Four haiku for voice and piano (op. 99b, 1995)
I., II., III., IV.
Voice, piano
Duration: 5 minutes
Martin Hummel | Armin Fuchs
Title: 4 HAIKU - Length: 8 pages - Date: I. 28.8.95 / II. 29.8.95 / III. - / IV. 5.Sept.95 - Location:
Schott Music ED 20285 / ISMN: M-001-14990-7
First edition: J. Schuberth & Co., Eisenach 2000
I.
Erfüllte Tage.
In ewiger Gegenwart
leben ohne Schmerz.
I.
Fulfilled days.
In eternal presence
live without pain.
II.
Wesen der Seele
gehüllt in tiefstes Schweigen
bist du ohne Bild.
II.
Essence of the soul
Wrapped in deepest silence
you are without image.
III.
Fließen und Strömen
in den Lebensgezeiten
dem Ewigen zu.
III.
Flowing and streaming
in the tides of life
towards the eternal.
IV.
Ein jeder Grashalm
singt sein ureigenes Lied
das Lied der Schöpfung.
IV.
Every blade of grass
sings its very own song
the song of creation.
Hummel's last piano song cycle to date (autumn 1995) occupies a special position: his 4 Haiku op. 99b. In this Japanese poetry genre, Marie-Louise Stangl writes here - completely true to form (3 verses with a total of 17 syllables). The dense brevity of the model also leads to a concentration on the essentials of the structure in the music. Thus - in the first piece - a blurred twelve-tone total, formed from four triads layered one on top of the other, is followed by fulfilled days in a pure or only slightly "enriched" major, only to plunge painlessly back into the quiet sea of sound at the end. In the same form, this "sea of sound" swells to fortissimo in the fourth piece after "Song of Creation". Despite its brevity, a haiku contains the most comprehensive image, feeling or wisdom possible. Hummel's singing voice reflects this - moulded in three parts - perhaps most happily in the third piece. Far Eastern colouring can only be found in a few whole tone passages, for example in the second piece, where the whole tone scale on E flat is used for one bar to the word silence, and the whole tone scale on D a bar later.

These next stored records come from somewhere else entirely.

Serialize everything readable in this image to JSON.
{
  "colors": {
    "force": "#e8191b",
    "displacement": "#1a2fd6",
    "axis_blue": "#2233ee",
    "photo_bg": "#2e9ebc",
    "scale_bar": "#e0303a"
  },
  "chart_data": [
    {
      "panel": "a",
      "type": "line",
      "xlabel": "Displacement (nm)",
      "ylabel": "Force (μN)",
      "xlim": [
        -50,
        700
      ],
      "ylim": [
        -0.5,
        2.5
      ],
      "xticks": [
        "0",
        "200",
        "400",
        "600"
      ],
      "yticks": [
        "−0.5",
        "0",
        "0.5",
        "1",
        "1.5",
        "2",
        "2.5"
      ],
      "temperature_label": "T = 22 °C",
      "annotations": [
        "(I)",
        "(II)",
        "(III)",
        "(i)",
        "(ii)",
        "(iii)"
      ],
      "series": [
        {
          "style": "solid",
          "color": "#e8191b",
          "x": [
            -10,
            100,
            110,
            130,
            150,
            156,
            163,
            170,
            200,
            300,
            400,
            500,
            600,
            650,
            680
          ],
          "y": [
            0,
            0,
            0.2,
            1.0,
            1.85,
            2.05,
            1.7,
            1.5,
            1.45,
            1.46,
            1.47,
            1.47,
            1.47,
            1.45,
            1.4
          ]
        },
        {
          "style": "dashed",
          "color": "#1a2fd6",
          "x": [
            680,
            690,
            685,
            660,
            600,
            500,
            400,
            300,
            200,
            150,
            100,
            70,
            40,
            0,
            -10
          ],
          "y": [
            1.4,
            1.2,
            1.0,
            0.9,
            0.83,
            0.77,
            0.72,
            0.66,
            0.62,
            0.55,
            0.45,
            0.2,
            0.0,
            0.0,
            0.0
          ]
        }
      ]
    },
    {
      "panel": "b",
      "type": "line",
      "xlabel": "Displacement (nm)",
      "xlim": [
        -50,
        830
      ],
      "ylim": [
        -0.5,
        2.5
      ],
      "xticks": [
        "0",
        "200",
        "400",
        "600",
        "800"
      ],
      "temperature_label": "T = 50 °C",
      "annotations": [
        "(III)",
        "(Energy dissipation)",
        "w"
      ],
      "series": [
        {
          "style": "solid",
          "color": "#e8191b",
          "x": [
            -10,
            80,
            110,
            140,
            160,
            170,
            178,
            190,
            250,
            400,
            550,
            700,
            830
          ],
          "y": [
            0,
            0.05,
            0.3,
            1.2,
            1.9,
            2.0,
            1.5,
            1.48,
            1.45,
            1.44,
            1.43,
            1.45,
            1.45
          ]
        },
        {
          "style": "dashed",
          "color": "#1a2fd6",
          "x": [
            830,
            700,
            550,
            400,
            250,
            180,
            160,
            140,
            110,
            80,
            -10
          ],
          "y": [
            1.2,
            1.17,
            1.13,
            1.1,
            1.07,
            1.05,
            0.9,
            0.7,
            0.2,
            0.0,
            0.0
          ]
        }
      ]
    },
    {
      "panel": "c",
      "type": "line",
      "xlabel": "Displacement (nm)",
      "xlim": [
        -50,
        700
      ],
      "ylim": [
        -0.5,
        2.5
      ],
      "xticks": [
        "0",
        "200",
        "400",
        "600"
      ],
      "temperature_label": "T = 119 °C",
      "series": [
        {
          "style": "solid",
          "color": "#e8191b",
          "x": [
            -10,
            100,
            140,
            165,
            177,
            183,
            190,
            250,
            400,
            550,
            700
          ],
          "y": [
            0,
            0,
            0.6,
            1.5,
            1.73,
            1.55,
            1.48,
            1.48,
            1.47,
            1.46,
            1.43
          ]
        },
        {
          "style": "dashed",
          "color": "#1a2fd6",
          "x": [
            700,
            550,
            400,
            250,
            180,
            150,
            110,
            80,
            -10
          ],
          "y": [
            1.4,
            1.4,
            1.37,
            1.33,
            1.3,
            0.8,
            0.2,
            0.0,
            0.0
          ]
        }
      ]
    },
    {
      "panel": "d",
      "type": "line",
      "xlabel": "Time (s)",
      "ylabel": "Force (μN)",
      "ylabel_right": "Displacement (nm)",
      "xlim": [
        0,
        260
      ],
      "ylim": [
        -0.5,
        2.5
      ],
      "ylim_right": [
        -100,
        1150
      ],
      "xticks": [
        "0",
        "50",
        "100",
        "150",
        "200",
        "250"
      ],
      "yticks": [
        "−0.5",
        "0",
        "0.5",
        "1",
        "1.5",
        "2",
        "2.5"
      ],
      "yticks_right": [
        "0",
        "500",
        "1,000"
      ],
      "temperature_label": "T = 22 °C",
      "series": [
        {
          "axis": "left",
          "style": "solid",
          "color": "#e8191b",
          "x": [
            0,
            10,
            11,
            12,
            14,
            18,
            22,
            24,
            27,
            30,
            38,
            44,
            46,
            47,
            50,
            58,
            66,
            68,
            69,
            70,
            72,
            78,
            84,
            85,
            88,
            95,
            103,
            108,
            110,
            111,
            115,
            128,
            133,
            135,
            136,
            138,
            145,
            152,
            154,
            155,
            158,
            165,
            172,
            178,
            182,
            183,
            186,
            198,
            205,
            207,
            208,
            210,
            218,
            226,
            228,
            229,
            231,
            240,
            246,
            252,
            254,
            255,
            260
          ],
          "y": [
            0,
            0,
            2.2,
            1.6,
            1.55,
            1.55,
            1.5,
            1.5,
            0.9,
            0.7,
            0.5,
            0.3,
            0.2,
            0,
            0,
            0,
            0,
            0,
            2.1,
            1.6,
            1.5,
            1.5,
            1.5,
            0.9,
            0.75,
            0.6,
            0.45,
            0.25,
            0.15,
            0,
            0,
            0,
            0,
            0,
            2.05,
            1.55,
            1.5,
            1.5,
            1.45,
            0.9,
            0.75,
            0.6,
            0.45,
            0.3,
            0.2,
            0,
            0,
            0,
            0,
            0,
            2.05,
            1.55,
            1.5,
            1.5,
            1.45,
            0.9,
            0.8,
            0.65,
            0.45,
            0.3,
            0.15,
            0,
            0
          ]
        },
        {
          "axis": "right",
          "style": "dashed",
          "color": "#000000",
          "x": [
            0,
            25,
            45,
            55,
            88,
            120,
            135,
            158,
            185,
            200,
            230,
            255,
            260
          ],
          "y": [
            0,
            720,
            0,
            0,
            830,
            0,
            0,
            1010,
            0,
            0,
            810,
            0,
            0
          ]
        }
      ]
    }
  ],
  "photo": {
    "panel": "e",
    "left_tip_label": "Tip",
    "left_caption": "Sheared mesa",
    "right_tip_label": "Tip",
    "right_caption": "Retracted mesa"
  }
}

Wolgang Osthoff ( in "Zu den Liedern Bertold Hummels", Tutzing 1998)
Bertold Hummel already explored the concise form of haiku in 1973 in his work 11 Haiku for mixed choir and vibraphone op. 41b. The present composition was written in 1995. In the last years of his life, he enjoyed inventing his own haiku within the given rules of this poetic form.